Available evidence for Protykin is limited to preclinical studies, with no human clinical trials, RCTs, or meta-analyses identified. One review (PMC9833411) summarizes animal and in vitro anti-inflammatory effects, including polydatin administration (45 mg/kg) in mouse models and extract supplementation (4 g/kg/day for 12 weeks) in rat arthritis models.

Clinical Summary

Most evidence for Protykin derives from in vitro cell studies and rodent models; robust human clinical trials specifically using this branded extract are limited. Animal studies demonstrate reductions in arthritis severity scores and hepatic oxidative stress markers following oral resveratrol administration at doses of 20–100 mg/kg. A small number of human pharmacokinetic trials confirm that trans-resveratrol from Polygonum cuspidatum is bioavailable, though oral bioavailability remains low (~1%) due to rapid glucuronidation and sulfation. The overall evidence base is preliminary; Protykin's health claims should be considered promising but not yet established by large-scale randomized controlled trials.

Nutritional Profile

Protykin is a standardized extract of Polygonum cuspidatum (Japanese knotweed) root, not consumed as a whole food, so macronutrient values (protein, fat, carbohydrate, fiber) are negligible at typical supplement doses.

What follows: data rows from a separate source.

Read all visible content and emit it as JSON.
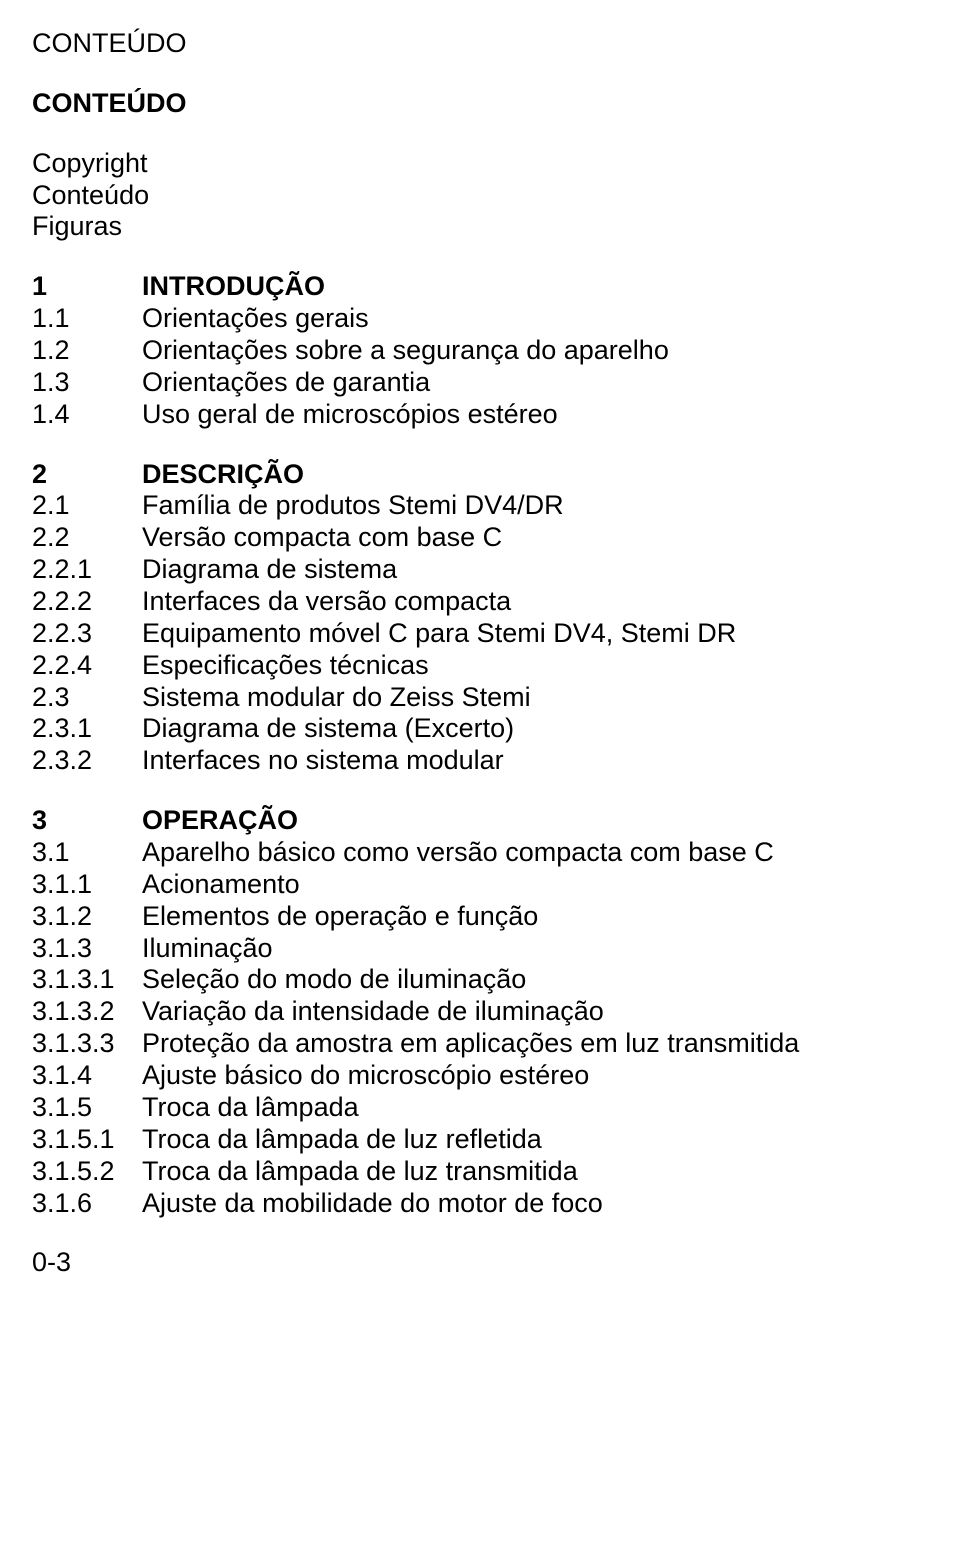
{
  "header1": "CONTEÚDO",
  "header2": "CONTEÚDO",
  "pre": [
    "Copyright",
    "Conteúdo",
    "Figuras"
  ],
  "sections": [
    {
      "rows": [
        {
          "n": "1",
          "t": "INTRODUÇÃO",
          "bold": true
        },
        {
          "n": "1.1",
          "t": "Orientações gerais"
        },
        {
          "n": "1.2",
          "t": "Orientações sobre a segurança do aparelho"
        },
        {
          "n": "1.3",
          "t": "Orientações de garantia"
        },
        {
          "n": "1.4",
          "t": "Uso geral de microscópios estéreo"
        }
      ]
    },
    {
      "rows": [
        {
          "n": "2",
          "t": "DESCRIÇÃO",
          "bold": true
        },
        {
          "n": "2.1",
          "t": "Família de produtos Stemi DV4/DR"
        },
        {
          "n": "2.2",
          "t": "Versão compacta com base C"
        },
        {
          "n": "2.2.1",
          "t": "Diagrama de sistema"
        },
        {
          "n": "2.2.2",
          "t": "Interfaces da versão compacta"
        },
        {
          "n": "2.2.3",
          "t": "Equipamento móvel C para Stemi DV4, Stemi DR"
        },
        {
          "n": "2.2.4",
          "t": "Especificações técnicas"
        },
        {
          "n": "2.3",
          "t": "Sistema modular do Zeiss Stemi"
        },
        {
          "n": "2.3.1",
          "t": "Diagrama de sistema (Excerto)"
        },
        {
          "n": "2.3.2",
          "t": "Interfaces no sistema modular"
        }
      ]
    },
    {
      "rows": [
        {
          "n": "3",
          "t": "OPERAÇÃO",
          "bold": true
        },
        {
          "n": "3.1",
          "t": "Aparelho básico como versão compacta com base C"
        },
        {
          "n": "3.1.1",
          "t": "Acionamento"
        },
        {
          "n": "3.1.2",
          "t": "Elementos de operação e função"
        },
        {
          "n": "3.1.3",
          "t": "Iluminação"
        },
        {
          "n": "3.1.3.1",
          "t": "Seleção do modo de iluminação"
        },
        {
          "n": "3.1.3.2",
          "t": "Variação da intensidade de iluminação"
        },
        {
          "n": "3.1.3.3",
          "t": "Proteção da amostra em aplicações em luz transmitida"
        },
        {
          "n": "3.1.4",
          "t": "Ajuste básico do microscópio estéreo"
        },
        {
          "n": "3.1.5",
          "t": "Troca da lâmpada"
        },
        {
          "n": "3.1.5.1",
          "t": "Troca da lâmpada de luz refletida"
        },
        {
          "n": "3.1.5.2",
          "t": "Troca da lâmpada de luz transmitida"
        },
        {
          "n": "3.1.6",
          "t": "Ajuste da mobilidade do motor de foco"
        }
      ]
    }
  ],
  "pageNumber": "0-3"
}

Key bioactive compounds: • Trans-resveratrol: Protykin is standardized to contain approximately 20% trans-resveratrol (roughly 200 mg per gram of extract), which is the primary active stilbenoid and the main reason for commercial interest; bioavailability of oral trans-resveratrol is low (~1–5% reaches systemic circulation unchanged) due to rapid Phase II metabolism (glucuronidation and sulfation in intestinal epithelium and liver), though metabolites (resveratrol-3-O-sulfate, resveratrol-3-O-glucuronide) may retain partial biological activity. • Emodin: Present at approximately 1–5% of extract weight; an anthraquinone with laxative, anti-inflammatory, and hepatoprotective properties; oral bioavailability is low (~7–10%) due to extensive glucuronidation. • Polydatin (piceid/resveratrol-3-O-β-D-glucoside): Typically 5–15% of extract; a glycosylated form of resveratrol with modestly higher water solubility and potentially improved intestinal absorption compared to free resveratrol, as it may be absorbed via SGLT1 glucose transporters before hydrolysis to free resveratrol by gut microbiota. • Proanthocyanidins/catechins: Minor amounts (~1–3%), contributing to overall antioxidant capacity (ORAC values reported in the range of 3,000–5,000 µmol TE/g extract). • Chrysophanol and physcion: Trace anthraquinone derivatives (<1%), contributing mild additional anti-inflammatory effects. • Minerals: Trace amounts of calcium, potassium, iron, and zinc derived from the root matrix, but quantities are nutritionally insignificant at supplemental doses (typically 100–500 mg extract/day). • No significant vitamin content. • No meaningful caloric contribution. Bioavailability notes: Co-administration with piperine (BioPerine) or lipid-based delivery systems has been reported in preclinical models to enhance resveratrol bioavailability by 2–5-fold via inhibition of glucuronidation. The presence of polydatin in the whole extract may provide a sustained-release reservoir of resveratrol through gradual microbial hydrolysis in the colon.

Preparation & Dosage

No clinically studied human dosages are available. Animal studies used polydatin at 7.5-50 mg/kg and extract at 65-4000 mg/kg daily, with commercial extracts standardized to 10-98% resveratrol content. Consult a healthcare provider before starting any new supplement.

Synergy & Pairings

Quercetin, Curcumin, Green Tea Extract, Boswellia, NAD+ precursors

Safety & Interactions

Protykin is generally well tolerated at typical supplemental doses of 200–500 mg/day of standardized trans-resveratrol, with gastrointestinal discomfort (nausea, diarrhea) reported at higher doses exceeding 1,000 mg/day. Trans-resveratrol inhibits CYP3A4, CYP2C9, and CYP2D6 enzymes, creating a clinically relevant risk of elevated plasma concentrations of anticoagulants (warfarin), statins, and immunosuppressants such as cyclosporine. It may also potentiate the effects of antiplatelet drugs and NSAIDs, increasing bleeding risk, and should be discontinued at least two weeks before surgery. Safety in pregnancy and lactation has not been established in humans, and use is not recommended in these populations.